Unter Berücksichtigung dieser geschilderten Vorgangsweise könne davon ausgegangen werden, daß zumindest am 13. Jänner 1994 dem Beschwerdevertreter das Straferkenntnis vorgelegt worden sei. Es widerspreche außerdem der Logik, daß in der Folge bei der Besprechung mit dem Beschwerdeführer der Vertreter keinen Akt zur Hand gehabt habe. Aus diesem Grund müsse die Behauptung in der Berufung, daß dem Beschwerdevertreter der Akt weisungswidrig erst am fälschlich berechneten letzten Tag der Frist vorgelegt worden sei, als unglaubwürdig angesehen werden. Es müsse vielmehr davon ausgegangen werden, daß den Beschwerdevertreter nicht nur ein minderer Grad des Versehens treffe, sondern ihm selbst im gegebenen Zusammenhang eine zumindest leichte Fahrlässigkeit unterlaufen sei. Das Versehen eines Kanzleibediensteten stelle für einen Rechtsanwalt und damit für die von ihm vertretene Partei allerdings nur dann ein unvorhergesehenes und unabwendbares Ereignis dar, das ohne sein Verschulden die Einhaltung einer Frist verhindert hätte, wenn ihm selbst im gegebenen Zusammenhang nicht eine leichte Fahrlässigkeit unterlaufen sei. Im konkreten Fall könne die belangte Behörde nicht erkennen, daß ein Versehen einer versierten Kanzleikraft für den Beschwerdevertreter im gegebenen Zusammenhang ein unvorhergesehenes und unabwendbares Ereignis dargestellt hätte, welches die fristgerechte Einbringung der Berufung verhindert hätte.

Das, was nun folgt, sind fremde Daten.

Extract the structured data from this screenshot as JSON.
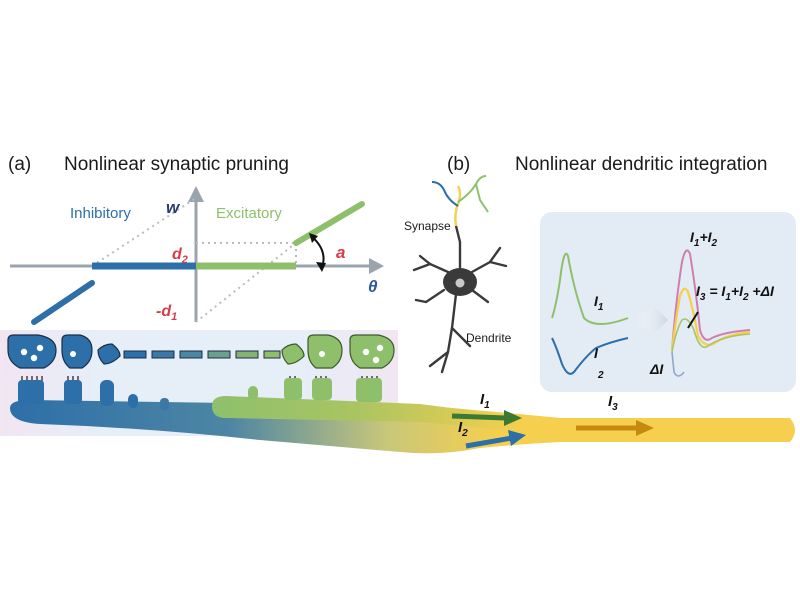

Gegen diesen Bescheid richtet sich die vorliegende Beschwerde, mit der kostenpflichtige Aufhebung begehrt wird.

Der Verwaltungsgerichtshof hat erwogen:

Gemäß § 71 Abs. 1 Z. 1 AVG ist gegen die Versäumung einer Frist oder einer mündlichen Verhandlung auf Antrag der Partei, die durch die Versäumung einen Rechtsnachteil erleidet, die Wiedereinsetzung in den vorigen Stand zu bewilligen, wenn die Partei glaubhaft macht, daß sie durch ein unvorhergesehenes oder unabwendbares Ereignis verhindert war, die Frist einzuhalten oder zur Verhandlung zu erscheinen und sie kein Verschulden oder nur ein minderer Grad des Versehens trifft.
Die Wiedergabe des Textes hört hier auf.